Effects of ZD7114, a selective beta3-adrenoceptor agonist, on neuroendocrine mechanisms controlling energy balance.[Pubmed:9653893]

Eur J Pharmacol. 1998 Apr 24;347(2-3):265-74.

Selective beta3-adrenoceptor agonists increase energy expenditure by increasing non-shivering thermogenesis in brown adipose tissue. The aim of this study was to investigate how changes in energy balance affect energy intake and interaction of peripheral metabolic feedback signals with central neuroendocrine mechanisms participating in the control of body energy balance. Expression of preproneuropeptide Y (preproNPY) mRNA in the arcuate nucleus and preprocorticotropin-releasing factor (CRF) mRNA in the paraventricular nucleus were measured by in situ hybridisation technique after 1 day, 1 and 5 weeks of treatment with ZD7114 ((S)-4-[2-[(2-hydroxy-3-phenoxypropyl)amino]ethoxy]-N-(2-methoxyet hyl)phenoxyacetamide, 3 mg kg(-1) day(-1) in drinking water) in obese fa/fa Zucker rats. In addition, expression of leptin mRNA in epididymal fat and serum levels of leptin were analysed. Food intake, body weights, binding of GDP to brown adipose tissue mitochondria, plasma insulin and glucose were also measured. Treatment with ZD7114 significantly reduced weight gain and activated brown adipose tissue thermogenesis, but had no effect on food intake. Expressions of preproNPY or preproCRF mRNAs were similarly not changed by treatment with ZD7114. Furthermore, ZD7114 had no effect on plasma insulin or leptin and the expression of leptin mRNA in epididymal fat. However, statistically significant correlations were found between preproNPY and preproCRF mRNA expressions and brown fat thermogenic activity and plasma insulin levels in the ZD7114 treated rats, but not in the control rats. It is concluded that treatment with ZD7114 markedly activated brown fat thermogenesis, but did not affect neuropeptide Y (NPY) and CRF gene expression per se. However, the correlation analyses suggest that ZD7114 may modulate feedback connections of brown adipose tissue thermogenesis and plasma insulin with the hypothalamic neuroendocrine mechanisms integrating body energy balance.

Evaluation of ICI D7114, a putative stimulant of brown adipocytes, on histamine-contracted guinea-pig ileum.[Pubmed:8104647]

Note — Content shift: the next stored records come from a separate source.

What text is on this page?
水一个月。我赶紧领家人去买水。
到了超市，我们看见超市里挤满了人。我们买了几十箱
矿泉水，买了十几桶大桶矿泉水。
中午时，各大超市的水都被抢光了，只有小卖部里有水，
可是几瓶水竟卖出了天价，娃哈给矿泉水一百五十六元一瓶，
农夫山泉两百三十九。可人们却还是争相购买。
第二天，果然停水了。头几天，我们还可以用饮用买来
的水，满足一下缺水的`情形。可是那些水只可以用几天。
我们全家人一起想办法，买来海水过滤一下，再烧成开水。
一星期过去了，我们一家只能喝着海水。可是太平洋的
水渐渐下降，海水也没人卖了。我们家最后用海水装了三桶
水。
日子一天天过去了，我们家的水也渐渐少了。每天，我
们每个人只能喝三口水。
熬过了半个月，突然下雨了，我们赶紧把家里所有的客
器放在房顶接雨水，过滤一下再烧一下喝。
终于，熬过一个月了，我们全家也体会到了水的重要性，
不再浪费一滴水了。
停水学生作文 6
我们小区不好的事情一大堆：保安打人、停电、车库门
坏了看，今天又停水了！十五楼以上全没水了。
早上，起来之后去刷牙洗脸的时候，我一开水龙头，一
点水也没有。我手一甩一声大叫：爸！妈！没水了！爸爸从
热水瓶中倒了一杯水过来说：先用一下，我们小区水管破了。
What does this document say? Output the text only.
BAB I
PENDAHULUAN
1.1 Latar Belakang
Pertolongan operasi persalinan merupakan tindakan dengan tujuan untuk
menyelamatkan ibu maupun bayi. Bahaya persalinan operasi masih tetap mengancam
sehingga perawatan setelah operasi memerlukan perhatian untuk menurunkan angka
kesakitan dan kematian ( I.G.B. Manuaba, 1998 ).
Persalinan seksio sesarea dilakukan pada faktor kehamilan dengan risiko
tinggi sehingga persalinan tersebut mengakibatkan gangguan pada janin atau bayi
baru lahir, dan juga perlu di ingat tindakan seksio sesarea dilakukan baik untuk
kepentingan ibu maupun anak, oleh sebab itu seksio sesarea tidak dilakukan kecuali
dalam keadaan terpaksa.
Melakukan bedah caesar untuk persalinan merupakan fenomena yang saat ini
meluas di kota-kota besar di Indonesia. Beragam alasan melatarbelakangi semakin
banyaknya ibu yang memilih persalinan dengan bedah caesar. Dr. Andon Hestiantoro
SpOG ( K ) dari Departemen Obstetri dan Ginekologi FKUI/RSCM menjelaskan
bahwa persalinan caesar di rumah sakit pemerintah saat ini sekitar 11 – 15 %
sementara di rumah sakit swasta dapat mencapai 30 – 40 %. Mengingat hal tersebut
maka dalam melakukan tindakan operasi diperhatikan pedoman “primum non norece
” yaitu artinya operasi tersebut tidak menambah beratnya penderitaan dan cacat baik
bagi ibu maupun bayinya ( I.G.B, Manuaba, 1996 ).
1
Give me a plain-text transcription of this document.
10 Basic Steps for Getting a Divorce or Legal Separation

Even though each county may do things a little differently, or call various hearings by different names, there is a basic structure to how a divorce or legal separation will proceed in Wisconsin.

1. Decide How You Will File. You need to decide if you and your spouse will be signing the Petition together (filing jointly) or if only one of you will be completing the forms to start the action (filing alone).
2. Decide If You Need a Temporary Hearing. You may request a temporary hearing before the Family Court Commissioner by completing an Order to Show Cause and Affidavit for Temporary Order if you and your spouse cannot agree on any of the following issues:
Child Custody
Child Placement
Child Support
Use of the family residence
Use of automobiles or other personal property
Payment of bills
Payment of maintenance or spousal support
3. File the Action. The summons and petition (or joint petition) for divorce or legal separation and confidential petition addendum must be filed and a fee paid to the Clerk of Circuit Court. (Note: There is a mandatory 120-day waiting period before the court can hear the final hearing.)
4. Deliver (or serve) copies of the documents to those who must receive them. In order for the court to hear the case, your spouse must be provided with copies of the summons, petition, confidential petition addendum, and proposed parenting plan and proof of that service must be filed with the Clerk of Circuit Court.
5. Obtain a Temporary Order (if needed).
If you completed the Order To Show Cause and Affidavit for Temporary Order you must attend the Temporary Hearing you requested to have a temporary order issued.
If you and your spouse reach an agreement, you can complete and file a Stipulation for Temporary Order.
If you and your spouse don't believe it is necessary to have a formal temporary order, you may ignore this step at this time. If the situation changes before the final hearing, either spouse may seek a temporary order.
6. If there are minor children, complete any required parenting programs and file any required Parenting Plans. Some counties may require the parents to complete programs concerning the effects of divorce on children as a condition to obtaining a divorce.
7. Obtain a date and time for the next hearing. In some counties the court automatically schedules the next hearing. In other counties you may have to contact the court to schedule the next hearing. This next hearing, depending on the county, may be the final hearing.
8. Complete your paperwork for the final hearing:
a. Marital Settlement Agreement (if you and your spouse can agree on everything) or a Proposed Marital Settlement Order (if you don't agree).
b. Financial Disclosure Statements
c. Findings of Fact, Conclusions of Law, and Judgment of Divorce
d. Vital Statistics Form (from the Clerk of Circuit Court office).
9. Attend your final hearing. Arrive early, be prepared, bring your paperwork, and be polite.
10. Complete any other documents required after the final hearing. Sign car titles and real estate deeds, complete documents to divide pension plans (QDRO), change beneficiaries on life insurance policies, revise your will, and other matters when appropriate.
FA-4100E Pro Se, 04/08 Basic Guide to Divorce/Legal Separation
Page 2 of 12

Br J Pharmacol. 1993 Aug;109(4):1212-8.

1. Experiments were performed to characterize the effects of the novel brown adipocyte stimulant, ICI D7114, in the guinea-pig isolated ileum, right atrium and tracheal chain. In the ileum, agonist-induced inhibition of the contractile response to either histamine or prostaglandin E2 (PGE2) was assessed, along with effects on resting rate in the atrium and resting tone in the tracheal chain. In the latter two preparations, antagonism of isoprenaline-induced responses by ICI D7114 was also assessed. 2. Inhibitory responses were obtained in the ileum to ICI D7114, isoprenaline, BRL37344, and noradrenaline. The responses to ICI D7114, isoprenaline and BRL37344 were resistant to blockade with propranolol (5 microM), naloxone (1 microM), methysergide (0.1 microM), cimetidine, indomethacin and 8-phenyltheophylline (all 10 microM). These responses to isoprenaline, in the presence of propranolol (5 microM), were competitively antagonized by alprenolol (1-100 microM) with a pA2 value of 6.44. The responses to ICI D7114 and BRL37344 were antagonized by single concentrations of alprenolol (1 microM) with apparent pKB values of 6.53 and 6.57 respectively. These data indicate an effect of ICI D7114 at the atypical beta-adrenoceptor in the guinea-pig ileum. 3. The order and relative potency of agonists at the atypical beta-adrenoceptor was BRL37344 (4) < isoprenaline (1) = ICI D7114 (1.1) > noradrenaline (0.5). 4. ICI D7114 (1 nM - 10 microM) caused no significant change in the rate of beating or the resting tone of the guinea-pig right atrium or tracheal chain respectively. It did, however, cause selective blockade of the responses to isoprenaline in these tissues (apparent pKB values 7.63 and 5.85 in atrium and tracheal chain respectively). Responses to histamine (atrium) and aminophylline (tracheal chain) were not significantly affected by 10 microM ICI D7114.5. These results demonstrate that ICI D7114 possesses selective agonist activity at atypical beta-adrenoceptors in the guinea-pig ileum and its use as a tool may help to establish a role for the atypical beta-adrenoceptor in the control of gastrointestinal motility.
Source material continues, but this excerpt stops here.